En mai 1965, lors de l’enquête du coroner, Bernier avouera presque du bout des lèvres que le mobile de l’enlèvement était l’agression sexuelle, un élément qu’il refusera toujours d’aborder par la suite. De son côté, le rapport de l’inspecteur Richard Masson démontre qu’il y avait eu d’autres tentatives d’enlèvements très similaires auprès de jeunes filles dans les jours et les semaines qui ont précédés la disparition de Denise.
Le procès de Bernier s’est ouvert au palais de justice de Shawinigan le 14 février 1966. Il était défendu gratuitement par Me Guy Germain alors que la Couronne était représentée par Me Jean Bienvenue, le même procureur qui avait fait condamner le tueur en série Léopold Dion, trois ans plus tôt. Après une vingtaine de minutes de délibérations, les jurés sont revenus avec un verdict de culpabilité. Bernier a aussitôt été condamné à la peine capitale mais plus tard sa sentence a été commuée en emprisonnement à vie.

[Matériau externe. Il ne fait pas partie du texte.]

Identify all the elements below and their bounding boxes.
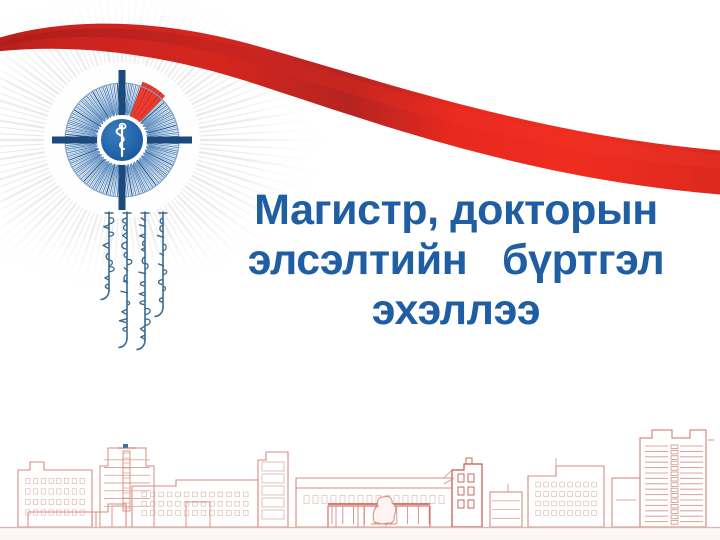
main-announcement: Магистр, докторын элсэлтийн бүртгэл эхэл…: [216, 186, 696, 336]
mongolian-script-caption: [101, 212, 167, 350]
poster-canvas: Магистр, докторын элсэлтийн бүртгэл эхэл…: [0, 0, 720, 540]
headline-line-3: эхэллээ: [216, 286, 696, 336]
headline-line-2: элсэлтийн бүртгэл: [216, 236, 696, 286]
headline-line-1: Магистр, докторын: [216, 186, 696, 236]
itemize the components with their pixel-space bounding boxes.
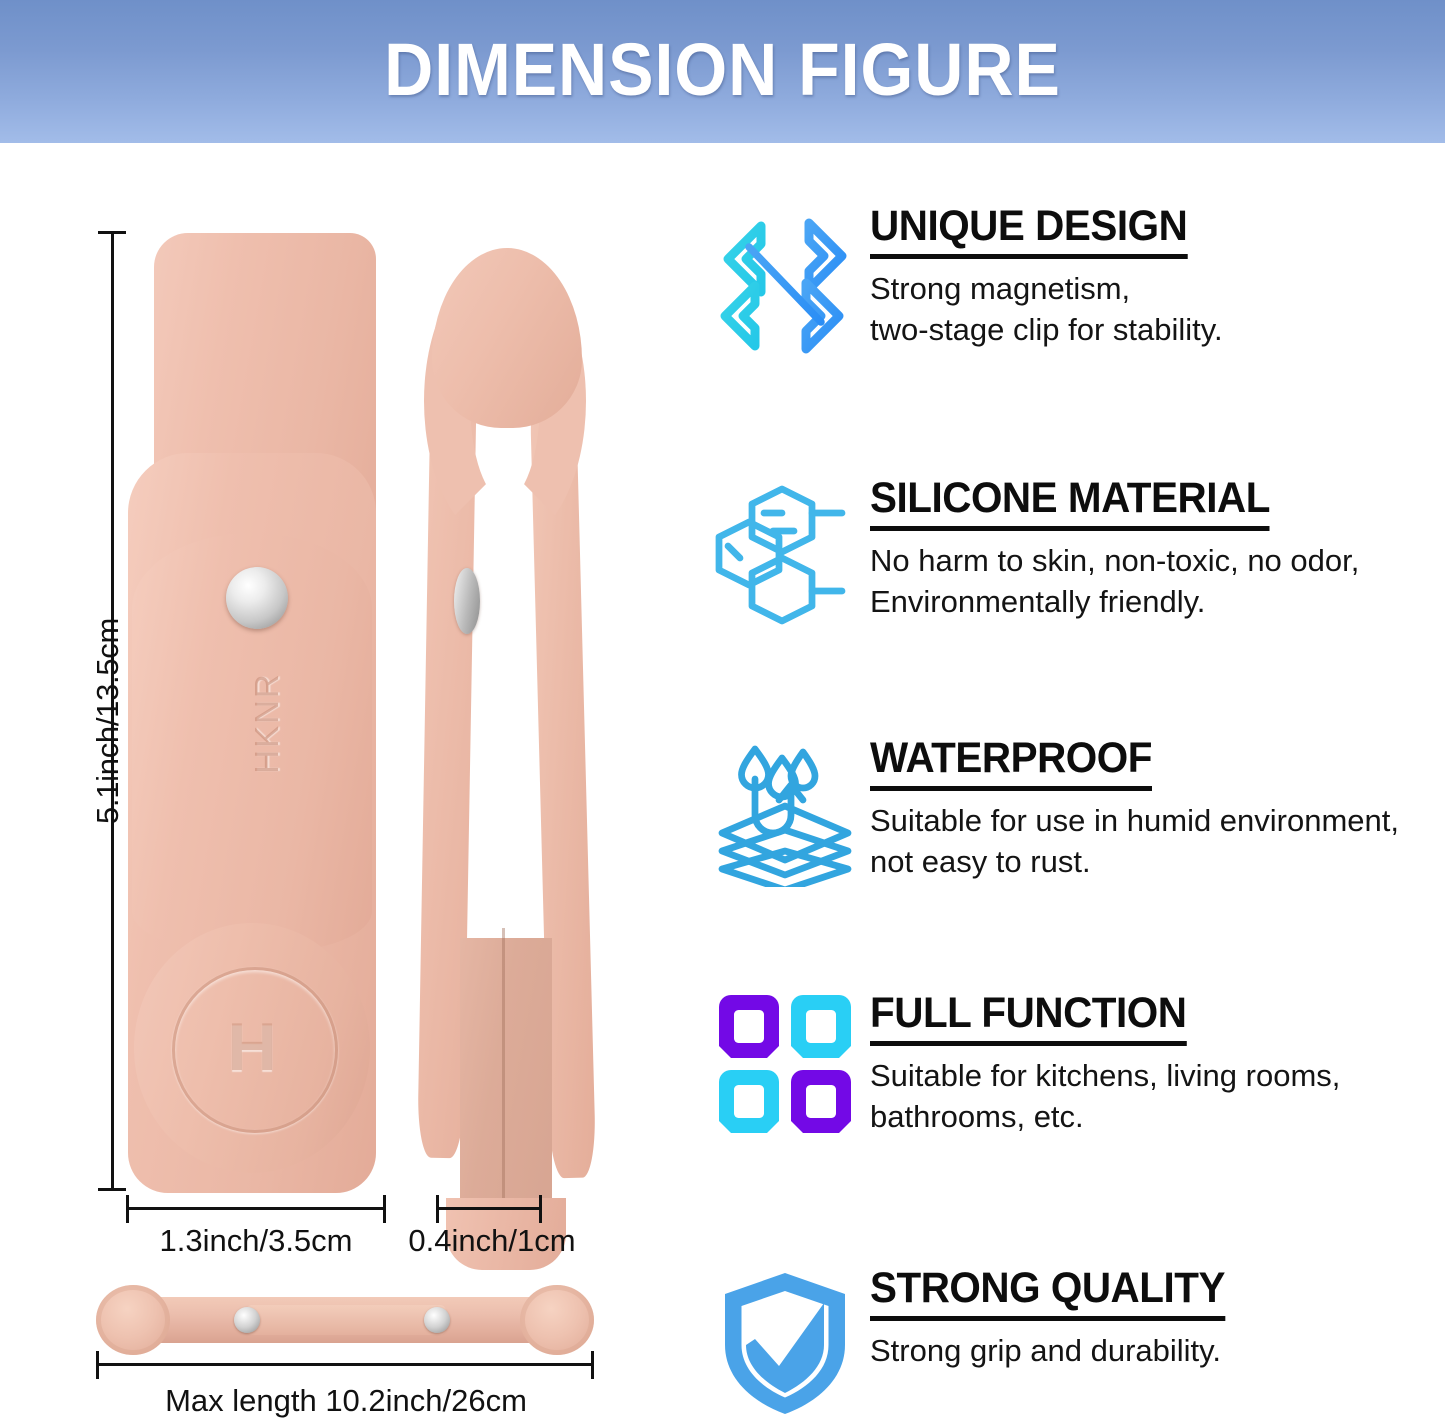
flat-snap-right bbox=[424, 1307, 450, 1333]
thickness-dimension-label: 0.4inch/1cm bbox=[404, 1223, 580, 1259]
brand-emboss-text: HKNR bbox=[248, 643, 288, 803]
feature-body: No harm to skin, non-toxic, no odor, Env… bbox=[870, 540, 1437, 622]
feature-body: Suitable for kitchens, living rooms, bat… bbox=[870, 1055, 1437, 1137]
feature-item-full-function: FULL FUNCTION Suitable for kitchens, liv… bbox=[700, 988, 1445, 1142]
feature-body-line: Strong grip and durability. bbox=[870, 1330, 1437, 1371]
feature-text-block: STRONG QUALITY Strong grip and durabilit… bbox=[870, 1263, 1445, 1371]
feature-text-block: FULL FUNCTION Suitable for kitchens, liv… bbox=[870, 988, 1445, 1137]
maxlength-dim-right-tick bbox=[591, 1351, 594, 1379]
logo-letter: H bbox=[172, 967, 332, 1127]
feature-body-line: No harm to skin, non-toxic, no odor, bbox=[870, 540, 1437, 581]
feature-body-line: Strong magnetism, bbox=[870, 268, 1437, 309]
product-dimension-diagram: 5.1inch/13.5cm H HKNR 1.3inch/3.5cm 0.4i… bbox=[0, 143, 700, 1427]
feature-text-block: UNIQUE DESIGN Strong magnetism, two-stag… bbox=[870, 201, 1445, 350]
side-folded-body bbox=[460, 938, 552, 1238]
feature-body: Strong grip and durability. bbox=[870, 1330, 1437, 1371]
flat-end-pad-right bbox=[520, 1285, 594, 1355]
maxlength-dim-line bbox=[96, 1363, 594, 1366]
metal-snap-button bbox=[226, 567, 288, 629]
feature-body-line: Environmentally friendly. bbox=[870, 581, 1437, 622]
thickness-dim-line bbox=[436, 1207, 542, 1210]
side-metal-snap bbox=[454, 568, 480, 634]
feature-title: WATERPROOF bbox=[870, 733, 1152, 791]
thickness-dim-right-tick bbox=[539, 1195, 542, 1223]
feature-body: Strong magnetism, two-stage clip for sta… bbox=[870, 268, 1437, 350]
product-flat-lay-view bbox=[96, 1283, 596, 1363]
crossed-diamond-arrows-icon bbox=[700, 201, 870, 355]
height-dim-bottom-tick bbox=[98, 1188, 126, 1191]
feature-text-block: WATERPROOF Suitable for use in humid env… bbox=[870, 733, 1445, 882]
water-droplets-layers-icon bbox=[700, 733, 870, 887]
feature-item-unique-design: UNIQUE DESIGN Strong magnetism, two-stag… bbox=[700, 201, 1445, 355]
four-rounded-squares-icon bbox=[700, 988, 870, 1142]
side-loop-top-fill bbox=[432, 248, 582, 428]
feature-title: FULL FUNCTION bbox=[870, 988, 1186, 1046]
feature-body-line: two-stage clip for stability. bbox=[870, 309, 1437, 350]
feature-body-line: bathrooms, etc. bbox=[870, 1096, 1437, 1137]
feature-item-waterproof: WATERPROOF Suitable for use in humid env… bbox=[700, 733, 1445, 887]
max-length-label: Max length 10.2inch/26cm bbox=[66, 1383, 626, 1419]
flat-snap-left bbox=[234, 1307, 260, 1333]
flat-strap-middle bbox=[246, 1305, 446, 1335]
feature-body-line: not easy to rust. bbox=[870, 841, 1437, 882]
width-dimension-label: 1.3inch/3.5cm bbox=[116, 1223, 396, 1259]
feature-body-line: Suitable for kitchens, living rooms, bbox=[870, 1055, 1437, 1096]
feature-body: Suitable for use in humid environment, n… bbox=[870, 800, 1437, 882]
feature-text-block: SILICONE MATERIAL No harm to skin, non-t… bbox=[870, 473, 1445, 622]
shield-check-icon bbox=[700, 1263, 870, 1417]
feature-body-line: Suitable for use in humid environment, bbox=[870, 800, 1437, 841]
flat-end-pad-left bbox=[96, 1285, 170, 1355]
feature-title: SILICONE MATERIAL bbox=[870, 473, 1270, 531]
feature-title: STRONG QUALITY bbox=[870, 1263, 1225, 1321]
feature-item-strong-quality: STRONG QUALITY Strong grip and durabilit… bbox=[700, 1263, 1445, 1417]
height-dimension-label: 5.1inch/13.5cm bbox=[90, 591, 126, 851]
hexagon-molecule-icon bbox=[700, 473, 870, 627]
feature-item-silicone-material: SILICONE MATERIAL No harm to skin, non-t… bbox=[700, 473, 1445, 627]
side-seam-line bbox=[502, 928, 505, 1238]
feature-list: UNIQUE DESIGN Strong magnetism, two-stag… bbox=[700, 143, 1445, 1427]
page-title: DIMENSION FIGURE bbox=[58, 30, 1387, 110]
product-side-view bbox=[418, 238, 608, 1268]
feature-title: UNIQUE DESIGN bbox=[870, 201, 1187, 259]
page-header-banner: DIMENSION FIGURE bbox=[0, 0, 1445, 143]
width-dim-right-tick bbox=[383, 1195, 386, 1223]
product-front-view: H HKNR bbox=[128, 233, 376, 1263]
width-dim-line bbox=[126, 1207, 386, 1210]
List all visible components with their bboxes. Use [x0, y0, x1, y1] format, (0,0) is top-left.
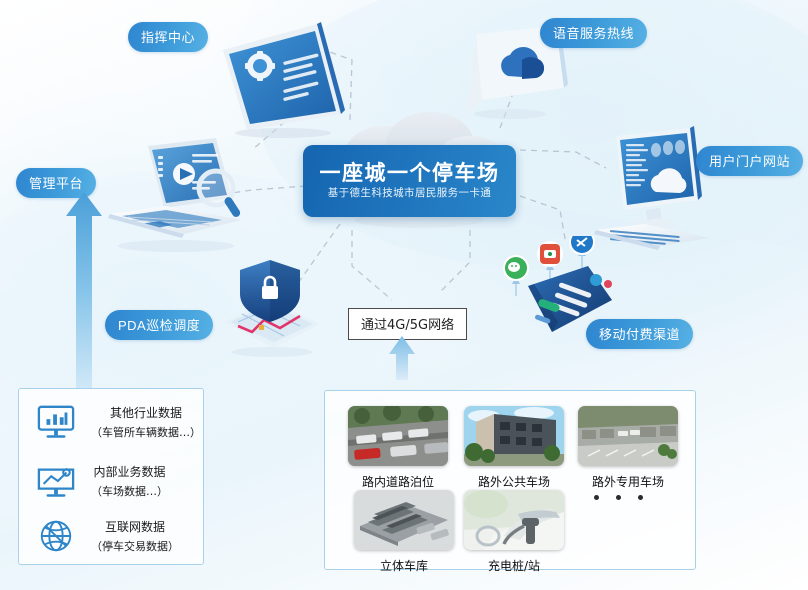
ellipsis-dot — [594, 495, 599, 500]
scene-tile[interactable]: 路外专用车场 — [578, 406, 678, 490]
scene-ellipsis — [594, 495, 643, 500]
monitor-line-chart-icon — [35, 462, 77, 500]
dedicated-lot-photo — [578, 406, 678, 466]
data-row-title: 内部业务数据 — [93, 463, 165, 480]
scene-tile[interactable]: 充电桩/站 — [464, 490, 564, 574]
upward-arrow-network — [387, 336, 417, 380]
data-row-sub: （车场数据…） — [91, 483, 168, 499]
data-row: 内部业务数据 （车场数据…） — [35, 462, 168, 500]
infographic-canvas: 一座城一个停车场 基于德生科技城市居民服务一卡通 指挥中心 — [0, 0, 808, 590]
scene-caption: 充电桩/站 — [464, 557, 564, 574]
network-box: 通过4G/5G网络 — [348, 308, 467, 340]
public-lot-photo — [464, 406, 564, 466]
hero-subtitle: 基于德生科技城市居民服务一卡通 — [328, 188, 492, 199]
label-management-platform[interactable]: 管理平台 — [16, 168, 96, 198]
ev-charging-photo — [464, 490, 564, 550]
stacked-garage-photo — [354, 490, 454, 550]
data-row: 互联网数据 （停车交易数据） — [35, 517, 179, 555]
data-row-title: 其他行业数据 — [110, 404, 182, 421]
monitor-bar-chart-icon — [35, 403, 77, 441]
upward-arrow-management — [62, 192, 106, 388]
label-pda-dispatch[interactable]: PDA巡检调度 — [105, 310, 213, 340]
scene-caption: 路外专用车场 — [578, 473, 678, 490]
hero-card: 一座城一个停车场 基于德生科技城市居民服务一卡通 — [303, 145, 516, 217]
scene-tile[interactable]: 立体车库 — [354, 490, 454, 574]
data-row-sub: （车管所车辆数据…） — [91, 424, 201, 440]
unionpay-icon — [571, 236, 593, 253]
label-voice-hotline[interactable]: 语音服务热线 — [540, 18, 647, 48]
street-parking-photo — [348, 406, 448, 466]
data-row: 其他行业数据 （车管所车辆数据…） — [35, 403, 201, 441]
label-user-portal[interactable]: 用户门户网站 — [696, 146, 803, 176]
label-mobile-payment[interactable]: 移动付费渠道 — [586, 319, 693, 349]
ellipsis-dot — [638, 495, 643, 500]
ellipsis-dot — [616, 495, 621, 500]
data-row-sub: （停车交易数据） — [91, 538, 179, 554]
scene-tile[interactable]: 路外公共车场 — [464, 406, 564, 490]
scene-caption: 路内道路泊位 — [348, 473, 448, 490]
isometric-laptop-magnifier-icon — [92, 136, 257, 256]
hero-title: 一座城一个停车场 — [320, 163, 500, 184]
globe-icon — [35, 517, 77, 555]
scene-tile[interactable]: 路内道路泊位 — [348, 406, 448, 490]
data-sources-panel: 其他行业数据 （车管所车辆数据…） 内部业务数据 （车场数据…） — [18, 388, 204, 565]
data-row-title: 互联网数据 — [105, 518, 165, 535]
scene-caption: 路外公共车场 — [464, 473, 564, 490]
scene-caption: 立体车库 — [354, 557, 454, 574]
alipay-icon — [540, 244, 560, 264]
wechat-pay-icon — [505, 257, 527, 279]
shield-lock-map-icon — [208, 252, 333, 360]
label-command-center[interactable]: 指挥中心 — [128, 22, 208, 52]
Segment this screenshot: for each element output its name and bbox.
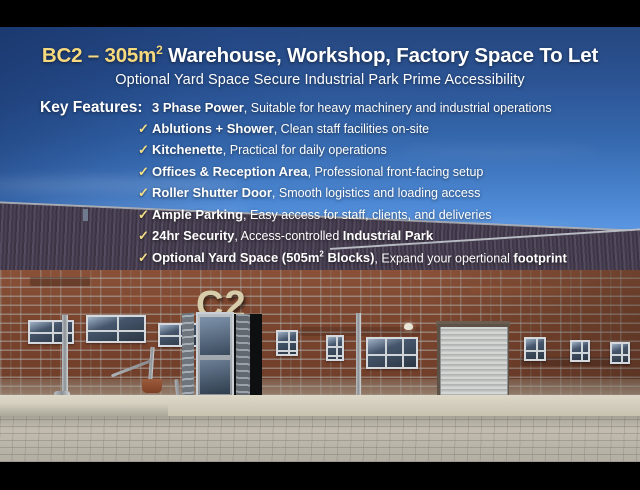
title-rest: Warehouse, Workshop, Factory Space To Le…: [163, 44, 598, 67]
page-subtitle: Optional Yard Space Secure Industrial Pa…: [0, 72, 640, 88]
feature-row: ✓Offices & Reception Area, Professional …: [0, 164, 640, 186]
key-features-list: Key Features:3 Phase Power, Suitable for…: [0, 99, 640, 271]
feature-row: ✓Ample Parking, Easy access for staff, c…: [0, 207, 640, 229]
feature-text: Ample Parking, Easy access for staff, cl…: [152, 207, 492, 222]
feature-text: Ablutions + Shower, Clean staff faciliti…: [152, 121, 429, 136]
check-icon: ✓: [138, 165, 152, 178]
feature-row: ✓Ablutions + Shower, Clean staff facilit…: [0, 121, 640, 143]
letterbox-bar-top: [0, 0, 640, 27]
check-icon: ✓: [138, 251, 152, 264]
page-title: BC2 – 305m2 Warehouse, Workshop, Factory…: [0, 43, 640, 68]
feature-row: Key Features:3 Phase Power, Suitable for…: [0, 99, 640, 121]
feature-text: 24hr Security, Access-controlled Industr…: [152, 228, 433, 243]
key-features-label: Key Features:: [40, 99, 152, 117]
check-icon: ✓: [138, 229, 152, 242]
feature-row: ✓Roller Shutter Door, Smooth logistics a…: [0, 185, 640, 207]
feature-row: ✓Kitchenette, Practical for daily operat…: [0, 142, 640, 164]
slide-canvas: C2: [0, 0, 640, 490]
check-icon: ✓: [138, 208, 152, 221]
feature-text: Optional Yard Space (505m2 Blocks), Expa…: [152, 250, 567, 265]
check-icon: ✓: [138, 186, 152, 199]
title-highlight: BC2 – 305m2: [42, 44, 163, 67]
feature-text: Kitchenette, Practical for daily operati…: [152, 142, 387, 157]
feature-text: Roller Shutter Door, Smooth logistics an…: [152, 185, 480, 200]
check-icon: ✓: [138, 122, 152, 135]
feature-text: Offices & Reception Area, Professional f…: [152, 164, 483, 179]
feature-row: ✓Optional Yard Space (505m2 Blocks), Exp…: [0, 250, 640, 272]
feature-text: 3 Phase Power, Suitable for heavy machin…: [152, 100, 552, 115]
check-icon: ✓: [138, 143, 152, 156]
letterbox-bar-bottom: [0, 462, 640, 490]
feature-row: ✓24hr Security, Access-controlled Indust…: [0, 228, 640, 250]
text-overlay: BC2 – 305m2 Warehouse, Workshop, Factory…: [0, 0, 640, 490]
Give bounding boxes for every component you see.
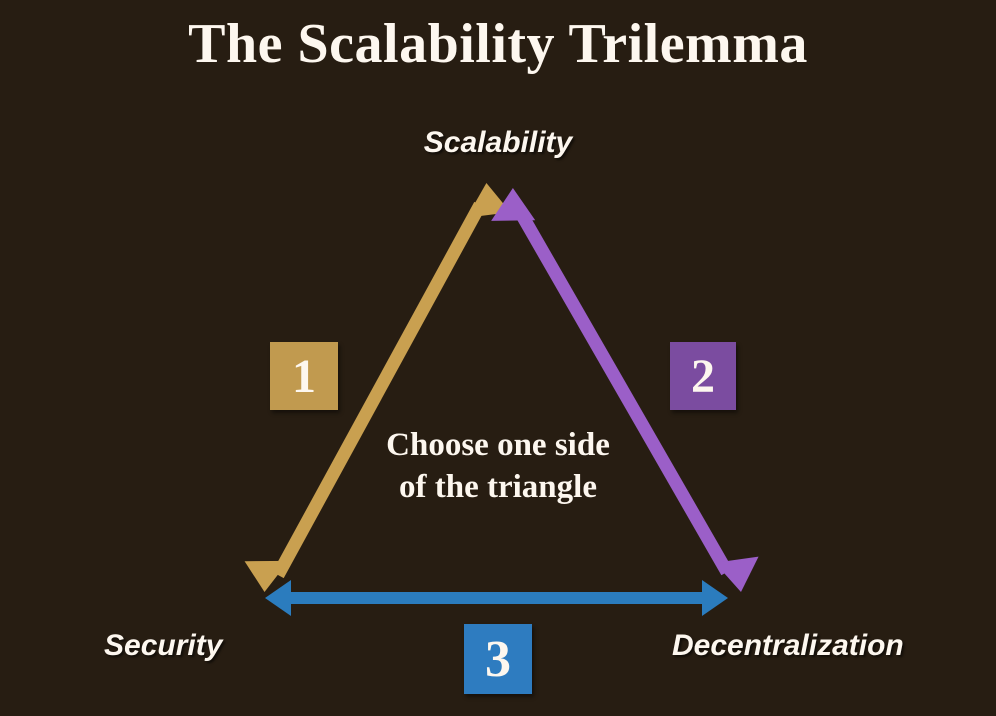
vertex-label-security: Security xyxy=(104,629,222,663)
center-instruction-line-2: of the triangle xyxy=(298,466,698,508)
center-instruction: Choose one side of the triangle xyxy=(298,424,698,508)
triangle-arrows-svg xyxy=(0,0,996,716)
trilemma-diagram: The Scalability Trilemma Scalability Sec… xyxy=(0,0,996,716)
center-instruction-line-1: Choose one side xyxy=(298,424,698,466)
vertex-label-decentralization: Decentralization xyxy=(672,629,904,663)
edge-badge-1: 1 xyxy=(270,342,338,410)
vertex-label-scalability: Scalability xyxy=(0,126,996,160)
edge-badge-2: 2 xyxy=(670,342,736,410)
edge-badge-3: 3 xyxy=(464,624,532,694)
edge-3-blue-arrow xyxy=(265,580,728,616)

Pour la famille Therrien, l’histoire ne devait cependant pas se terminer là. Alors que le procès s’était déroulé sans histoire, Bernier lui-même a décidé de soulever la controverse en confiant ses mémoires à un député en 1977 et dans lesquelles il clamait son innocence. Mort la même année en prison d’une attaque cardiaque, les mémoires de Bernier ont été publiées chez Stanké peu après sous le titre Le Fossoyeur, les mémoires de Marcel Bernier. Principalement, l’assassin affirmait que Denise Therrien était morte accidentellement en chutant dans l’escalier de ses ravisseurs, car il faut comprendre que le scénario rocambolesque prévoyait que la jeune fille avait été enlevée dans un but ambigüe qui laissait entendre que le milieu de la prostitution n’y était pas étranger.
En 2007, le cinéaste Marc Bisaillon présentait son film La lâcheté, dont le scénario se basait entièrement sur les affirmations douteuses contenues dans le livre de Bernier. Deux ans plus tard, Isabelle Therrien, nièce de la victime, publiait son livre L’Inoubliable affaire Denise Therrien dans lequel elle démolissait les principaux arguments de Bernier après avoir consulté le dossier judiciaire. En juin 2014, la controverse est réapparue avec le livre La clef de l’énigme absolue, dont l’auteur, Jean-Guy Lefebvre, était un ancien patrouilleur de la Sûreté du Québec sans aucune expérience dans le domaine des enquêtes criminelles. Celui-ci, qui se dit défenseur de Bernier, multipliait les erreurs et les incompréhensions du système judiciaire.[1]


[1] Eric Veillette, Denise Therrien, une affaire classée, Éditions de l’Apothéose, 2015.